LUIS NIETO DICKENS/NOSLEEP.CO
LUIS NIETO DICKENS/NOSLEEP.CO
Richard Kennedy, dressed in camouflage-print sweatpants and a beanie cap , began his new ballet, Both, by crossing Artists Space’s long gallery in Lower Manhattan with a long butane lighter in one hand before lighting two pillar candles. The ritualistic action recast Kennedy from a potentially foreboding figure to a sort of spiritual authority, an apt start to a work that commixed violence and self-care, suggesting how misreadings of the former create a need for the latter. A recording of Claudia Rankine reading her poem “Stop and Frisk” played. “And you are not the guy but you still fit the description because there is only one guy who is always the guy fitting the description,” her voice called out with a deadpan lilt, introducing a slippery sense of contradiction into the space, referring to systems of control and strategies of endurance. Following the dialectical logic of Rankine’s refrain, the ballet suggested policing, with its inherent biases, as choreography, and choreography as a response to these modes of institutionalized alterity.
Taking the shape of three 12-minute movements divided by two short intermissions, Kennedy’s three-person performance, commissioned by Artists Space, carved out a vocabulary of brooding fluidity, enhanced by a soundtrack mixing Indian pop fusion from Sheila Chandra, angst-ridden electronica from VIOLENCE (a one-person project by Palm Trees), and experimental cello music from Kelsey Lu, as well as the artist’s own live vocals synthesized by a vocoder. Joined by dancers Elayna Lopez and Quetzal Arias, in varying combinations of one, two, and three bodies on the stage at a time, Kennedy choreographed suspended limbs and liquid spines, at once light with a sensual joy and heavy with mournful emotion—a rare alchemy available to the dancer’s dancer who can metabolize anguish with vocational grace.
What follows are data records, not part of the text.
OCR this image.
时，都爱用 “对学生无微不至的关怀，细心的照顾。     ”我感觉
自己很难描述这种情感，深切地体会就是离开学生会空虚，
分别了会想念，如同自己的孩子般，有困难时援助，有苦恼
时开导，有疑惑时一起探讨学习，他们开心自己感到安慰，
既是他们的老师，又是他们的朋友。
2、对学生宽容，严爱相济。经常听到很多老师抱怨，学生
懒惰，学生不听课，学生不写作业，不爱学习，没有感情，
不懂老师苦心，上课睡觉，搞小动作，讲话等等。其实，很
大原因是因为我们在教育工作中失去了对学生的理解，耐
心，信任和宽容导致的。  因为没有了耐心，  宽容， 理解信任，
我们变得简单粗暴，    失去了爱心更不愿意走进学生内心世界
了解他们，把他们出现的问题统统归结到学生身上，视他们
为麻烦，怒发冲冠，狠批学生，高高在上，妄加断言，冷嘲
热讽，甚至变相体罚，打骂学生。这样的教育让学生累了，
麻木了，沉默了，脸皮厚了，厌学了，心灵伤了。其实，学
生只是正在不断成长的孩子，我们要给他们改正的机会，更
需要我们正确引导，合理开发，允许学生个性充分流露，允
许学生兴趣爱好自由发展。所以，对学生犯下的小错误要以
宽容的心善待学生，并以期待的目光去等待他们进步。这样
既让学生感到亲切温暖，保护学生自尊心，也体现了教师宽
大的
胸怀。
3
LUIS NIETO DICKENS/NOSLEEP.CO
While Kennedy’s most recent works have been two experimental operas staged at Signal Gallery in Brooklyn and a debut pop music EP, Open Wound in a Pool of Sharks, his career trajectory spans Broadway musicals and the Bushwick underground. He’s toured with productions like Fosse and Wicked, as well as the dance music project Hercules Love Affair. He was also one of six choreographers behind the collaborative community performance project Authority Figure, and he continues to act as a mainstay of New York’s queer nightlife scene, filling his work with both theatrical virtuosity and principles of non-hierarchical social organizing. As he underscores the pleasures of watching highly trained bodies in movement, his ballet—and it’s important he’s using that highly regimented form—provokes a conversation about reskilling performance art spaces.
The history of performance art is marked by the deskilling of theatre, and in recent decades the intermingling of dance and visual art in the non-dance and conceptual dance movements has spotlighted the untrained or amateur performer in gallery spaces. Kennedy instead explores the disruptive potential of imbuing a classic form, marked by deep-rooted traditions of exclusion, with justice-minded politics. As the most unqualified president in U.S. history begins his reign, it’s worth questioning the well-worn idea that celebrating amateurism is automatically democratizing. Glorifying anti-skill at this moment feels more like an irresponsible move than a punk one. Celebrating virtuosity, on the other hand, especially as a vehicle for addressing otherness and violence, seems a promising antidote to expressions of privilege masquerading as anti-establishment populism.